Madame la Ministre, l’église Saint-Cœur- de-Marie doit demeurer le bâti patrimonial le plus important de la Grande Allée, cette magnifique artère qui nous fait pénétrer dans l’emblématique Vieux-Québec.

Ce monument est l’unique représentant de ce style architectural sur le territoire national. Dans une lettre qu’elle vous adressait ces jours derniers, la Fédération Histoire Québec (40 000 membres) affirme que cette église de style néo-byzantin jouit d’une valeur patrimoniale nationale. « Elle contribue à l’identité paysagère, culturelle et touristique de Québec depuis maintenant près d’un siècle ».

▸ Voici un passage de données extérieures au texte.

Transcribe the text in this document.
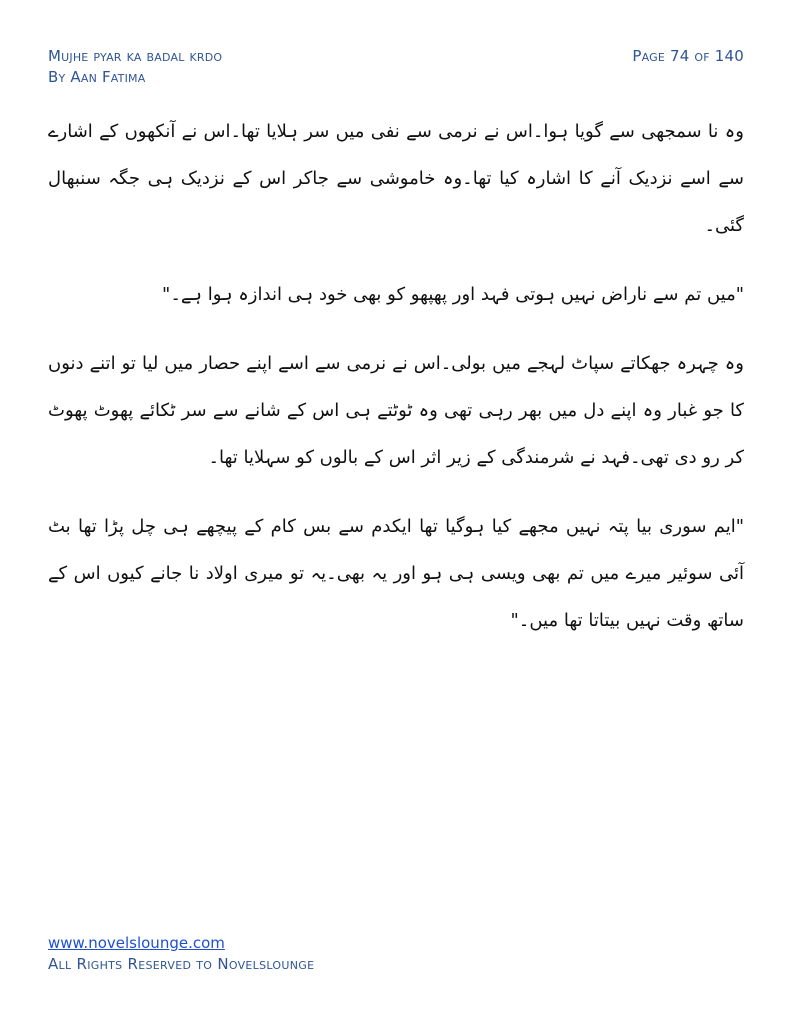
Mujhe pyar ka badal krdo
By Aan Fatima
Page 74 of 140

وہ نا سمجھی سے گویا ہوا۔اس نے نرمی سے نفی میں سر ہلایا تھا۔اس نے آنکھوں کے اشارے سے اسے نزدیک آنے کا اشارہ کیا تھا۔وہ خاموشی سے جاکر اس کے نزدیک ہی جگہ سنبھال گئی۔

"میں تم سے ناراض نہیں ہوتی فہد اور پھپھو کو بھی خود ہی اندازہ ہوا ہے۔"

وہ چہرہ جھکاتے سپاٹ لہجے میں بولی۔اس نے نرمی سے اسے اپنے حصار میں لیا تو اتنے دنوں کا جو غبار وہ اپنے دل میں بھر رہی تھی وہ ٹوٹتے ہی اس کے شانے سے سر ٹکائے پھوٹ پھوٹ کر رو دی تھی۔فہد نے شرمندگی کے زیر اثر اس کے بالوں کو سہلایا تھا۔

"ایم سوری بیا پتہ نہیں مجھے کیا ہوگیا تھا ایکدم سے بس کام کے پیچھے ہی چل پڑا تھا بٹ آئی سوئیر میرے میں تم بھی ویسی ہی ہو اور یہ بھی۔یہ تو میری اولاد نا جانے کیوں اس کے ساتھ وقت نہیں بیتاتا تھا میں۔"

www.novelslounge.com
All Rights Reserved to Novelslounge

Ce bâti patrimonial a l’appui des Québécois. Un sondage effectué en 2016 révélait que 51 % des citoyens voulaient conserver l’église, 24 % acceptaient sa démolition et 24 % étaient indifférents.

Et voilà qu’un promoteur se pointe et décide de la détruire pour la remplacer par une tour de condos résidentiels de luxe de 18 étages directement sous vos fenêtres.

Tout est étrange dans cette affaire

Comment comprendre qu’un promoteur chevronné ait complété un achat de près de 2 millions sans assurance l’autorisant à engager une telle somme ? Comment expliquer qu’un simple dégât d’eau survenu à la mi-mars ait pu provoquer des dérèglements tels qu’il fallait démolir un édifice qui a résisté à tout depuis près de 100 ans ?

Y a-t-il eu négligence ? Y avait-il d’autres problèmes non corrigés que l’incident aurait accentués ? L’expert mandaté (par qui ?) possédait-il des connaissances reconnues en matière d’assemblage de matériaux traditionnels et des caractéristiques structurelles particulières des bâtis traditionnels ? J’ai déjà vu des problèmes de structure de bâtis anciens abandonnés depuis plusieurs années causés par un mauvais drainage du sol. Jamais qu’il n’était pas possible de corriger.

PHOTO YAN DOUBLET, LE SOLEIL

La Ville de Québec a conclu que l’église Saint-Cœur-de-Marie n’était plus sûre.

Il y a bien des choses qui ne collent pas dans cette histoire. Il faut vérifier si une stratégie méprisable bien connue, en vogue chez certains promoteurs, n’aurait pas été utilisée pour obtenir un permis de démolition : on laisse un bâtiment se détériorer pendant plusieurs années pour ensuite demander un permis de démolition afin de récupérer le terrain.

L’État ne doit pas rester dans le doute et le regret dans une situation de cette importance.

Injonction interlocutoire

Nous vous suggérons de demander à la cour d’émettre sans délai une injonction interlocutoire afin de surseoir à la démolition à peine amorcée du monument, le temps de vérifier les tenants et aboutissants de cette affaire intrigante que l’expérience nous pousse aux soupçons.

Des experts mandatés par vous et reconnus pour leurs connaissances spécifiques des bâtis anciens pourront étudier toutes les solutions possibles pour sauver cet héritage et pourront analyser ce qui mené à cette situation qui soulève des soupçons, et qui menace de nous faire perdre à jamais un élément unique de notre patrimoine bâti.

Le patrimoine bâti n’est pas une richesse renouvelable.

Chaque perte est irréversible et devrait être ressentie comme un deuil, un manquement au devoir de chaque génération de transmettre, aussi authentique que possible, cet héritage à ses enfants.

Depuis son arrivée au pouvoir, votre gouvernement fait avec diligence tout en son pouvoir pour donner un gouvernail à une barque qui n’allait nulle part depuis deux décennies. Cela implique de modifier plusieurs missions de l’État, notamment celles de la protection de notre ADN culturel dont le patrimoine bâti est l’élément le plus important après la langue et son expression la plus tangible.

C’est aussi pour son action déterminée et sa capacité de prendre rapidement les décisions qui s’imposent que votre gouvernement continue, après neuf mois, à bénéficier de l’appui puissant des Québécois qui l’ont élu.

Veuillez accepter, Madame la Ministre, l’expression de nos meilleurs sentiments.